Welcome to the most powerful, highly-performant, and enterprise-ready backend framework globally: ASP.NET Core. A Web API (Application Programming Interface) allows multiple completely different systems—such as an iOS app, an Android app, an Angular web dashboard, and a Python microservice—to all communicate securely with a single, centralized backend.
Imagine you are sitting at a table in a fancy restaurant.
Powered by the Kestrel web server, ASP.NET Core routinely beats Node.js, Python FastAPI, and Spring Boot in the TechEmpower benchmarks.

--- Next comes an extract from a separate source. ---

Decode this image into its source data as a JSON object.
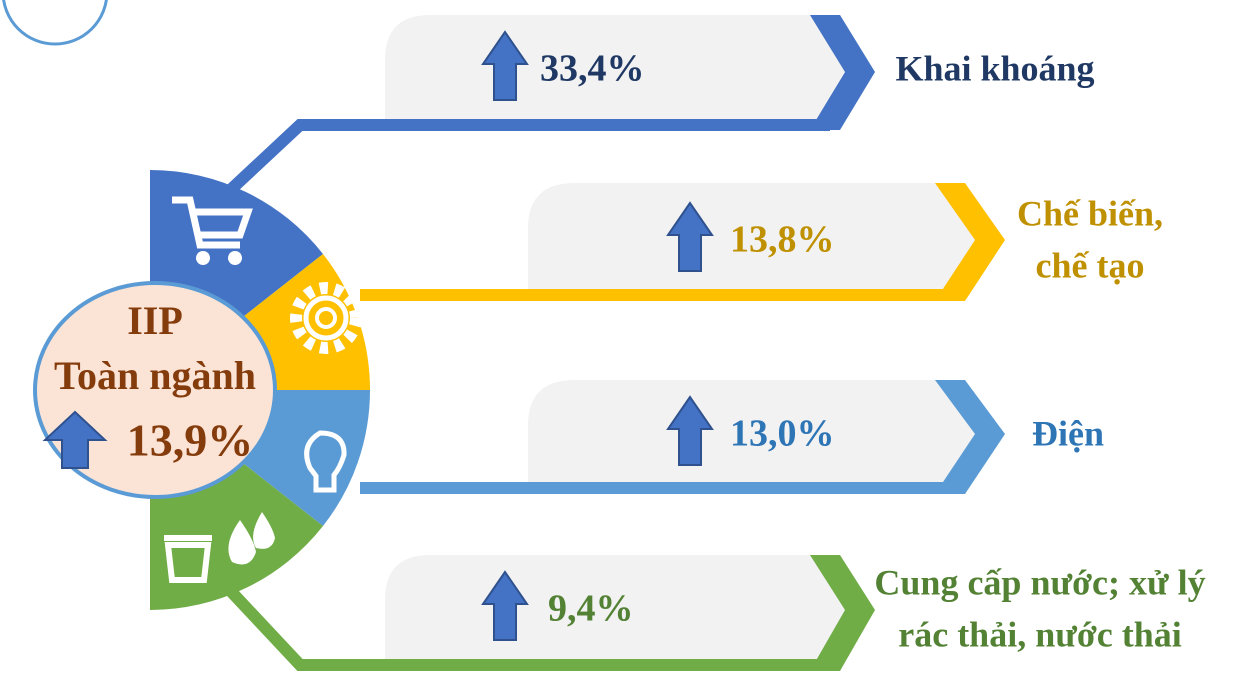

It can process over 7 million plain-text requests per second.
Unlike Javascript, C# catches critical errors during compilation rather than crashing in production. You know precisely what the data shape is at all times.

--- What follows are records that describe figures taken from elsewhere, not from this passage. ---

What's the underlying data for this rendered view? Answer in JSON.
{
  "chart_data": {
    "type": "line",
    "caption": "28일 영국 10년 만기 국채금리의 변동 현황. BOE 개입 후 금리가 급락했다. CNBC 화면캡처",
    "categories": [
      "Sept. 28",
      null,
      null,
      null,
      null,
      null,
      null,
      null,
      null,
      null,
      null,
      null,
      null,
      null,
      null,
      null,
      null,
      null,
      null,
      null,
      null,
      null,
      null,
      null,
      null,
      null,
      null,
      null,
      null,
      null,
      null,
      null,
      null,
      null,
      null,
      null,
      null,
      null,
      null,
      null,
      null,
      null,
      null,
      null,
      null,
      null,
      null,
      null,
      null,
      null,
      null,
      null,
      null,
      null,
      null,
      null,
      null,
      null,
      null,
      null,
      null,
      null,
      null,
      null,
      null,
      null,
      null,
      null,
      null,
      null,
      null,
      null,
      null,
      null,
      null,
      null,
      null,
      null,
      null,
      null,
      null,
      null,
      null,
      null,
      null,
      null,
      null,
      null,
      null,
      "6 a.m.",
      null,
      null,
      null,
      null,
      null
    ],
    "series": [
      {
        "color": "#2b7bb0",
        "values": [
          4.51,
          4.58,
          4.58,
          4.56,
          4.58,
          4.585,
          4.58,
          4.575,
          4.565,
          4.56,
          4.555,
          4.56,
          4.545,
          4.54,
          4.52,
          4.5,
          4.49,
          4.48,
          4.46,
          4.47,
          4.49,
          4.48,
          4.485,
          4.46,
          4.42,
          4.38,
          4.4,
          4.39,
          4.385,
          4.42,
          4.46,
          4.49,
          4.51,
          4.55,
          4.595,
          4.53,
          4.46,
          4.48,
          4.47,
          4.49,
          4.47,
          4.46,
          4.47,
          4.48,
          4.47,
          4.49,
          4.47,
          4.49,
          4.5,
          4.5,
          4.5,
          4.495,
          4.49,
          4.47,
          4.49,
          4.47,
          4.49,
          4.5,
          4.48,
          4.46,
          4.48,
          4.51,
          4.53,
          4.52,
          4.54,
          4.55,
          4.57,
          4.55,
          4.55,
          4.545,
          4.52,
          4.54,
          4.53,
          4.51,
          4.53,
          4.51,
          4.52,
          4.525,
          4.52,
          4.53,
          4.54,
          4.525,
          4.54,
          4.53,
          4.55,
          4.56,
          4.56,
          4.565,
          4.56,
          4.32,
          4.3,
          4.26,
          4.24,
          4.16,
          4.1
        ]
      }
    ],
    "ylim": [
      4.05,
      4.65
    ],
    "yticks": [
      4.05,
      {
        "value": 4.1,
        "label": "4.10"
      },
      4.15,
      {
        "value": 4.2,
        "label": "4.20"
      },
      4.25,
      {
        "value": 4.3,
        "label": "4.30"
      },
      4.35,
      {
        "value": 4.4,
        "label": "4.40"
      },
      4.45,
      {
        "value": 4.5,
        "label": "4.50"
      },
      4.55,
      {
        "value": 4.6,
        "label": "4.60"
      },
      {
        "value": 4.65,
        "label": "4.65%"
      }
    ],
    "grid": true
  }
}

First-class dependency injection, integrated OAuth/JWT security, robust background workers (IHostedService), and seamless Azure deployment.
When you run dotnet new webapi -n MyCompany.Api, you get a highly opinionated but brilliantly structured project.
📁 Controllers/
📄 WeatherForecastController.cs <-- The entry points for HTTP requests
📁 Properties/
📄 launchSettings.json <-- URLs and ports used during local development
📄 appsettings.json <-- Configuration, DB connection strings, and Secrets
📄 Program.cs <-- The exact starting point of the application
In the newest .NET versions, the startup file relies entirely on Top-Level statements. Let's break down the anatomy of the pipeline.
var builder = WebApplication.CreateBuilder(args);
// 1. ADD SERVICES TO THE CONTAINER (Dependency Injection)
// Here we register what our application "knows how to do" internally.
builder.Services.AddControllers();
builder.Services.AddEndpointsApiExplorer();
builder.Services.AddSwaggerGen();
// 2. BUILD THE APP
var app = builder.Build();
// 3. CONFIGURE THE HTTP REQUEST PIPELINE (Middleware)
// Here we dictate how an incoming network request is processed.
if (app.Environment.IsDevelopment())
{
app.UseSwagger();
app.UseSwaggerUI();
}
app.UseHttpsRedirection(); // Force HTTPS
app.UseAuthorization(); // Verify user permissions
app.MapControllers(); // Route the URL to the exact C# Class
// 4. START THE SERVER (Kestrel)
app.Run();
Q: "ASP.NET Core supports both MVC and Web API. Can you explain the fundamental difference in how they return data?"
Architect Answer: "MVC (Model-View-Controller) is designed to return fully rendered HTML pages directly to a browser. The server does the heavy lifting of mixing data and UI via Razor Views, returning a ViewResult. Web API, however, separates the UI from the data. It returns pure unformatted data, almost exclusively as JSON or XML, by returning an ObjectResult. The client (a React app or iOS app) then assumes complete responsibility for parsing that JSON and rendering its own UI locally."